Таким образом, настоящее исследование призвано вписаться в круг ставших весьма своевременными научных поисков путей и способов концептуализации индивидуально-авторских художественных систем, чем и обуславливается его актуальность. Основным научным посылом в этом случае стал тот факт, что художественное время, оказываясь более сложной и абстрактной, нежели другие, категорией текста, подчиняет себе и бытийную, и событийную стороны произведения, что определяет её значимость, а подчас - и ведущее положение в тексте; однако могут отмечаться трудности в выявлении авторской концепции времени только и непосредственно через систему темпоральных лексико-фразеологических номинаций, которая, в свою очередь, нередко является чётко обусловленной идейно-содержательной и сюжетно-композиционной организацией текста, в связи с чем функции самого художественного времени в границах произведения значительно расширяются, что ведет к формированию более глубинных и концептуальных смыслов, связанных уже с не столько со структурными принципами моделирования вымышленной реальности, сколько с художественной аксиологией писателя. Именно последнее обуславливает выбор в целях научной интерпретации
романа М.А. Булгакова «Мастер и Маргарита», который признан одним из самых спорных произведений мировой литературы и сложность которого заставляет обращаться к нему все большее количество исследователей, при этом каждая последующая публикация может не только не снимать предшествовавший ей ряд вопросов, ставившихся в отношении этого произведения, но и, наоборот, порождать новые предположения и гипотезы.

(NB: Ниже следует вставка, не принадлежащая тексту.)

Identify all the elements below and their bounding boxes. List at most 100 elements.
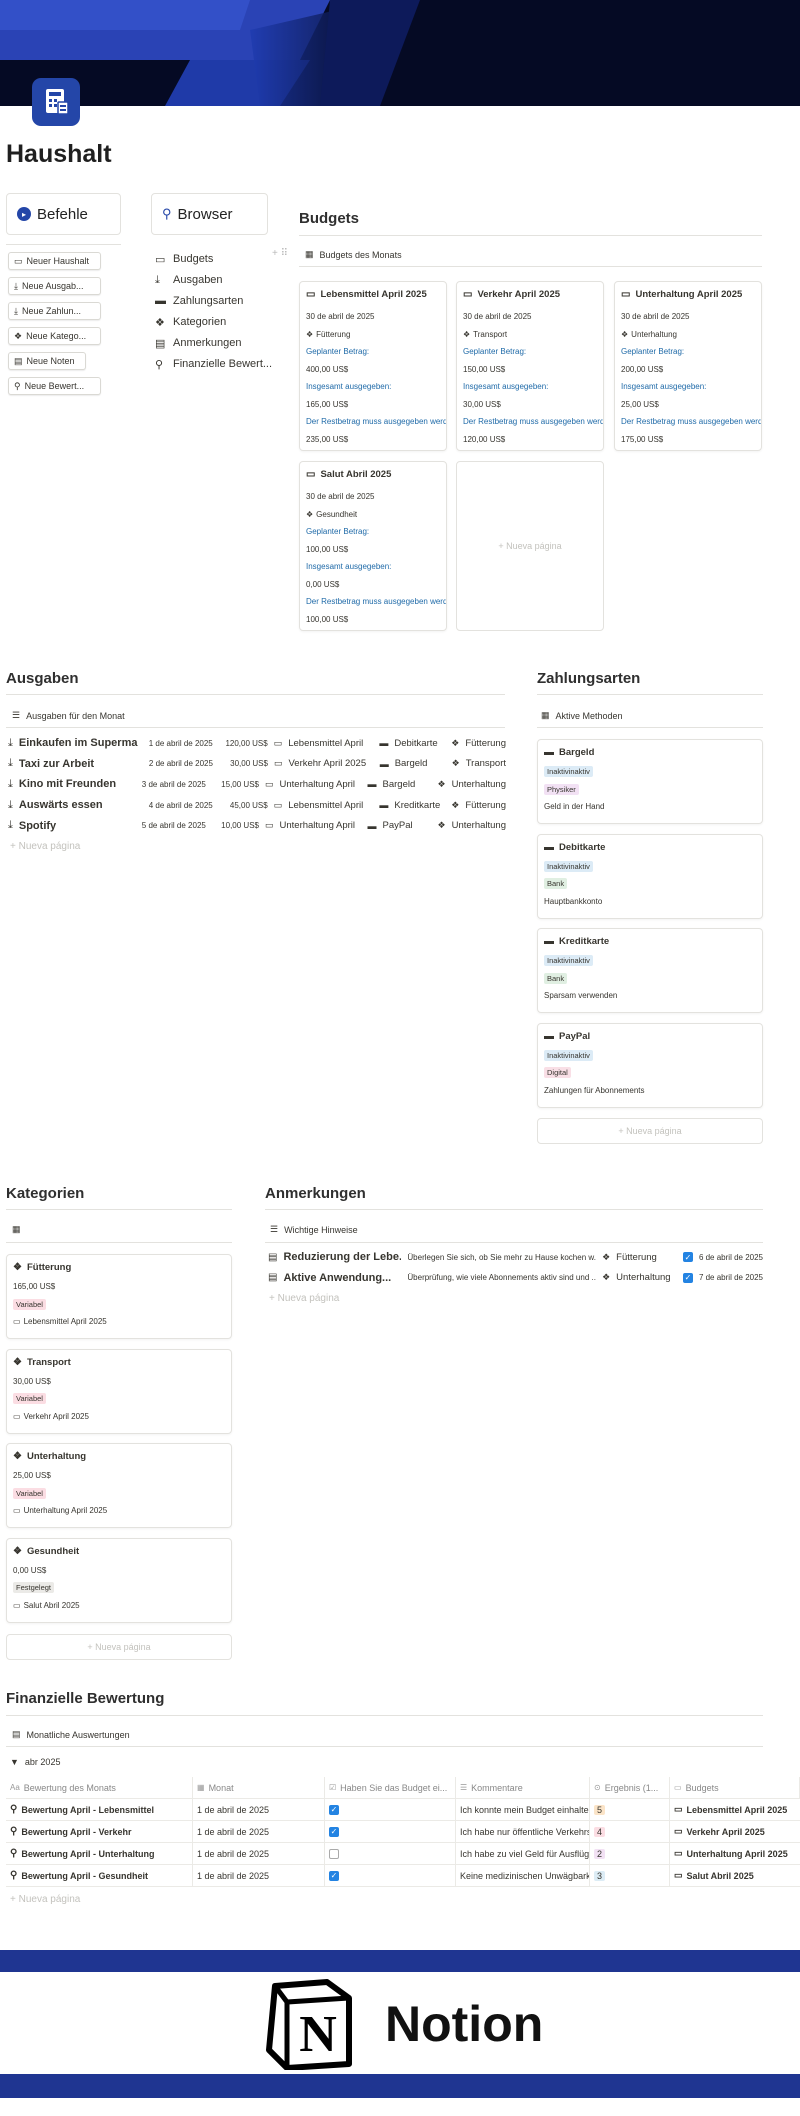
expense-category[interactable]: Unterhaltung [452, 779, 506, 790]
expense-category[interactable]: Transport [466, 758, 506, 769]
budget-card[interactable]: ▭ Salut Abril 2025 30 de abril de 2025 ❖ Ges… [299, 461, 447, 631]
budget-card[interactable]: ▭ Lebensmittel April 2025 30 de abril de 2… [299, 281, 447, 451]
budget-card[interactable]: ▭ Unterhaltung April 2025 30 de abril de 2… [614, 281, 762, 451]
payment-card[interactable]: ▬ PayPal Inaktivinaktiv Digital Zahlungen fü… [537, 1022, 763, 1108]
category-card[interactable]: ❖ Transport 30,00 US$ Variabel ▭ Verkehr Apri… [6, 1348, 232, 1434]
evaluation-budget[interactable]: Unterhaltung April 2025 [687, 1849, 788, 1859]
expense-budget[interactable]: Lebensmittel April [288, 738, 373, 749]
category-budget[interactable]: Unterhaltung April 2025 [24, 1506, 108, 1515]
evaluation-name[interactable]: Bewertung April - Gesundheit [21, 1871, 148, 1881]
table-row[interactable]: ⤓ Kino mit Freunden 3 de abril de 2025 15,0… [8, 774, 506, 795]
note-row[interactable]: ▤ Aktive Anwendung... Überprüfung, wie vie… [268, 1268, 763, 1289]
browser-link[interactable]: ▤ Anmerkungen [155, 334, 242, 352]
browser-link[interactable]: ▭ Budgets [155, 250, 213, 268]
note-title[interactable]: Reduzierung der Lebe... [283, 1251, 401, 1263]
command-button[interactable]: ⤓ Neue Ausgab... [8, 277, 101, 295]
note-row[interactable]: ▤ Reduzierung der Lebe... Überlegen Sie si… [268, 1247, 763, 1268]
category-card[interactable]: ❖ Unterhaltung 25,00 US$ Variabel ▭ Unterhalt… [6, 1443, 232, 1528]
table-row[interactable]: ⤓ Einkaufen im Superma... 1 de abril de 20… [8, 733, 506, 754]
anmerkungen-view-tab[interactable]: ☰ Wichtige Hinweise [270, 1224, 358, 1235]
expense-budget[interactable]: Unterhaltung April [280, 820, 362, 831]
expense-budget[interactable]: Verkehr April 2025 [288, 758, 373, 769]
checkbox[interactable]: ✓ [329, 1826, 339, 1837]
command-button[interactable]: ⚲ Neue Bewert... [8, 377, 101, 395]
expense-method[interactable]: Bargeld [383, 779, 432, 790]
column-header[interactable]: ▦ Monat [193, 1777, 325, 1798]
payment-card[interactable]: ▬ Debitkarte Inaktivinaktiv Bank Hauptbankko… [537, 833, 763, 919]
browser-link[interactable]: ▬ Zahlungsarten [155, 292, 243, 310]
browser-link[interactable]: ❖ Kategorien [155, 313, 226, 331]
new-budget-card[interactable]: + Nueva página [456, 461, 604, 631]
download-icon: ⤓ [14, 305, 18, 316]
table-row[interactable]: ⚲ Bewertung April - Unterhaltung 1 de abri… [6, 1843, 800, 1865]
evaluation-budget[interactable]: Salut Abril 2025 [687, 1871, 754, 1881]
table-row[interactable]: ⚲ Bewertung April - Verkehr 1 de abril de … [6, 1821, 800, 1843]
ausgaben-view-tab[interactable]: ☰ Ausgaben für den Monat [12, 710, 125, 721]
command-button[interactable]: ⤓ Neue Zahlun... [8, 302, 101, 320]
budgets-view-tab[interactable]: ▦ Budgets des Monats [305, 249, 402, 260]
group-toggle[interactable]: ▼ abr 2025 [10, 1757, 60, 1767]
zahlungsarten-new-page[interactable]: + Nueva página [537, 1118, 763, 1144]
table-row[interactable]: ⤓ Auswärts essen 4 de abril de 2025 45,00 U… [8, 795, 506, 816]
payment-card[interactable]: ▬ Bargeld Inaktivinaktiv Physiker Geld in de… [537, 739, 763, 824]
ausgaben-new-page[interactable]: + Nueva página [10, 841, 80, 852]
expense-method[interactable]: Kreditkarte [394, 800, 445, 811]
evaluation-budget[interactable]: Verkehr April 2025 [687, 1827, 765, 1837]
bewertung-new-page[interactable]: + Nueva página [10, 1894, 80, 1905]
category-budget[interactable]: Salut Abril 2025 [24, 1601, 80, 1610]
column-header[interactable]: ⊙ Ergebnis (1... [590, 1777, 670, 1798]
column-header[interactable]: ☰ Kommentare [456, 1777, 590, 1798]
kategorien-new-page[interactable]: + Nueva página [6, 1634, 232, 1660]
note-category[interactable]: Unterhaltung [616, 1272, 677, 1283]
bewertung-view-tab[interactable]: ▤ Monatliche Auswertungen [12, 1729, 130, 1740]
zahlungsarten-view-tab[interactable]: ▦ Aktive Methoden [541, 710, 623, 721]
anmerkungen-new-page[interactable]: + Nueva página [269, 1293, 339, 1304]
evaluation-comment: Ich habe zu viel Geld für Ausflüge [460, 1848, 590, 1859]
column-header[interactable]: ☑ Haben Sie das Budget ei... [325, 1777, 456, 1798]
evaluation-name[interactable]: Bewertung April - Lebensmittel [21, 1805, 154, 1815]
expense-name[interactable]: Taxi zur Arbeit [19, 758, 139, 770]
evaluation-budget[interactable]: Lebensmittel April 2025 [687, 1805, 788, 1815]
kategorien-view-tab[interactable]: ▦ [12, 1224, 21, 1235]
browser-link[interactable]: ⚲ Finanzielle Bewert... [155, 355, 272, 373]
checkbox[interactable] [329, 1848, 339, 1859]
expense-name[interactable]: Spotify [19, 820, 134, 832]
budget-card[interactable]: ▭ Verkehr April 2025 30 de abril de 2025 ❖ T… [456, 281, 604, 451]
payment-card[interactable]: ▬ Kreditkarte Inaktivinaktiv Bank Sparsam ve… [537, 928, 763, 1013]
table-row[interactable]: ⤓ Taxi zur Arbeit 2 de abril de 2025 30,00 … [8, 754, 506, 775]
category-card[interactable]: ❖ Gesundheit 0,00 US$ Festgelegt ▭ Salut Abri… [6, 1537, 232, 1623]
checkbox[interactable]: ✓ [683, 1252, 693, 1263]
checkbox[interactable]: ✓ [329, 1804, 339, 1815]
command-button[interactable]: ▭ Neuer Haushalt [8, 252, 101, 270]
add-block-icon[interactable]: + ⠿ [272, 248, 288, 259]
expense-name[interactable]: Kino mit Freunden [19, 778, 134, 790]
column-header[interactable]: Aa Bewertung des Monats [6, 1777, 193, 1798]
browser-link[interactable]: ⤓ Ausgaben [155, 271, 223, 289]
table-row[interactable]: ⚲ Bewertung April - Gesundheit 1 de abril … [6, 1865, 800, 1887]
column-header[interactable]: ▭ Budgets [670, 1777, 800, 1798]
category-card[interactable]: ❖ Fütterung 165,00 US$ Variabel ▭ Lebensmitte… [6, 1254, 232, 1339]
expense-method[interactable]: Bargeld [395, 758, 446, 769]
evaluation-name[interactable]: Bewertung April - Verkehr [21, 1827, 131, 1837]
checkbox[interactable]: ✓ [329, 1870, 339, 1881]
command-button[interactable]: ❖ Neue Katego... [8, 327, 101, 345]
table-row[interactable]: ⚲ Bewertung April - Lebensmittel 1 de abri… [6, 1799, 800, 1821]
expense-amount: 120,00 US$ [225, 738, 268, 748]
expense-name[interactable]: Einkaufen im Superma... [19, 737, 138, 749]
evaluation-name[interactable]: Bewertung April - Unterhaltung [21, 1849, 154, 1859]
expense-method[interactable]: Debitkarte [394, 738, 445, 749]
expense-category[interactable]: Unterhaltung [452, 820, 506, 831]
expense-name[interactable]: Auswärts essen [19, 799, 138, 811]
expense-budget[interactable]: Unterhaltung April [280, 779, 362, 790]
expense-method[interactable]: PayPal [383, 820, 432, 831]
category-budget[interactable]: Lebensmittel April 2025 [24, 1317, 107, 1326]
expense-category[interactable]: Fütterung [465, 800, 506, 811]
note-title[interactable]: Aktive Anwendung... [283, 1272, 401, 1284]
expense-category[interactable]: Fütterung [465, 738, 506, 749]
note-category[interactable]: Fütterung [616, 1252, 677, 1263]
checkbox[interactable]: ✓ [683, 1272, 693, 1283]
command-button[interactable]: ▤ Neue Noten [8, 352, 86, 370]
expense-budget[interactable]: Lebensmittel April [288, 800, 373, 811]
table-row[interactable]: ⤓ Spotify 5 de abril de 2025 10,00 US$ ▭ Unte… [8, 815, 506, 836]
category-budget[interactable]: Verkehr April 2025 [24, 1412, 89, 1421]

За сравнительно недолгие годы легального существования в нашей стране романа «Мастер и Маргарита» отечественной наукой были детально рассмотрены его сюжетно-композиционная организация, система персонажей, проблема автора, определены культурно-исторические, нравственно-философские и социально-политические аспекты; именно эти элементы произведения казались исследователям наиболее сложными, запутанными и требующими уточнения или даже расшифровки, что, в свою очередь, стало причиной существования разнообразных, подчас - противоречащих друг другу интерпретаций; однако это не единственные спорные категории, имеющие множество толкований и трактовок: иная часть произведения обладает не меньшим значением; это - художественное время, многослойность которого открывает широкие возможности для исследования, даже несмотря на то, что в литературоведении имеется весьма серьезный научный задел, представленный работами П.Р. Абрагама [1989, 1990, 1993], А. Баркова [1991, 1998], И. Бэлзы [1989], И.Л. Галинской [1986], В. Лакшина [1989], Ю.М. Лотмана [1992], В.Б. Петрова [2000, 2003], Б.В. Соколова [1991, 2003], Е.А. Яблокова [1992, 1997, 2001] и др. Так, одним из центральных вопросов, поднимаемых в булгаковедении и связанных с особенностями моделирования художественного времени в романе «Мастер и Маргарита», является проблема его реальности / ирреальности, разрешаемая, например, А.А. Кораблёвым [1987, 1988] с позиций выделения в повествовании двух типов времени, тесно связанных с пространством и определяемых как сюжетно-фабульное и магическое. Согласно его предположению, эти два типа времени ни в коем случае не перекрывают друг друга, но последовательно сменяются в романном
повествовании; толчком к смене временных реальностей служит эпизод, когда Маргарита роняет баночку с кремом и разбивает циферблат часов, «знаменуя начало качественно новой жизни» [Кораблёв 1987: 93], а значит - нового времяисчисления, которое становится возможным лишь в конкретном пространстве - в «пятом измерении», представляющем собой «неподвижное пространство времени», где «события не случаются, а существуют» [Кораблёв 1988: 96] и куда в конце концов и попадает героиня. В связи с этим магическое время в структуре единого художественного времени произведения реализуется как аспект вечного во временном, а реальность начинает восприниматься через героев, смотрящих на эту реальность из «пятого измерения». Такому подходу противопоставлена точка зрения В.В. Химич, увидевшей в художественном времени «Мастера и Маргариты» непосредственное отражение булгаковского писательского метода, охарактеризованного ею как «странный реализм», в основе которого лежит «номинальный язык условных форм» и с помощью которого в романе разворачивается «своеобразное двуголосье реального и фантастического в пределах самой реальности [выделено нами - С.Д.]» [Химич 1995:9]. В этой связи, анализируя специфику «времятворчества» в романе «Мастер и Маргарита», Е.А. Яблоков формулирует обобщающий постулат, применимый ко всему литературному наследию М.А. Булгакова в целом: «Целенаправленность событий, их векторное движение в булгаковских романах оказываются иллюзией, но не реальностью» [Яблоков 1992:106].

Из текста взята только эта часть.